Digital Network Preamplifier or DNP for short is the name of Audionet’s youngest offspring, that fine high-end electronics manufacture from Bochum. And design-wise it appears to be a trend-setter, possibly not only for Audionet. The device category ‘amplifiers with integrated D/A converter and streamer’ has been around for quite some time and enjoys a growing popularity. Indeed, it offers unmissable benefits on the technical side and on the other hand an easier operation than a stack of separate components. In most cases the makers will therefore plant the digital parts as a module into a remote-controllable amplifier. Well, the Bochumers don’t take such an easy way out here, which is a good thing.

If you peek through the venting slots in the sturdy bonnet or, like the reviewer, dare to unscrew the massive piece to dive into the labyrinth of circuits, even the expert will be amazed by how much incredible effort went into the production of this manufacturing masterpiece. Several large circuit boards with the dominating and impressive power supply are fitted with dozens of small to tiny little slave boards. And if, like the reviewers, you ever had the rare honour of talking with chief designer Volker Wischniowski directly at his workplace in the R&D department, you will know how much brainpower goes into every detail. One can listen to the graduate engineer for hours on end and thereby learn more about analogue and digital technology than in a whole semester at the university, while he keeps picking one board after the other out of the sample unit, or he fishes parts from the spare box, and besides the sober technical details and the fascinatingly described sound properties he can even tell a little anecdote about every piece.

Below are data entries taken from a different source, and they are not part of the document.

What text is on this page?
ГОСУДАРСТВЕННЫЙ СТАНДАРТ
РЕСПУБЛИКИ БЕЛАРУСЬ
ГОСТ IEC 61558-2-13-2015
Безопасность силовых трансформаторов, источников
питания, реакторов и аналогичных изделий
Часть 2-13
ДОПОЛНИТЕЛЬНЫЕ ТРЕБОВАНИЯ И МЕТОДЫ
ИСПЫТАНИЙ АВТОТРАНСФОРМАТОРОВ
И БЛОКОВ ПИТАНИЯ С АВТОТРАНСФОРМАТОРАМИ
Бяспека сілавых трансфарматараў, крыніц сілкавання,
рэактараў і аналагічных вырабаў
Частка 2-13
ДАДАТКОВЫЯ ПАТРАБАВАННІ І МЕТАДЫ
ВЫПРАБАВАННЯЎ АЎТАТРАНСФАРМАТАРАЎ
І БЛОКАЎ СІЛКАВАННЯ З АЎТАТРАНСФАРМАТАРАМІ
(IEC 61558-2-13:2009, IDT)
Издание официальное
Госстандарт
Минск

Hardly replicable in the finished amplifier, but only visible in the partly disassembled sample are the developing efforts which were particularly tricky to realise on the DNP, i.e. to keep the signal paths – no matter if analogue, digital or mixed – as short as possible and thus minimise the mutual interference between the different assembly groups. The square of the circle had to be solved here, because either the components sit close to each other and influence each other on short paths or vice versa. Furthermore, this should apply to analogue and at the same time to digital signal components in the device as well.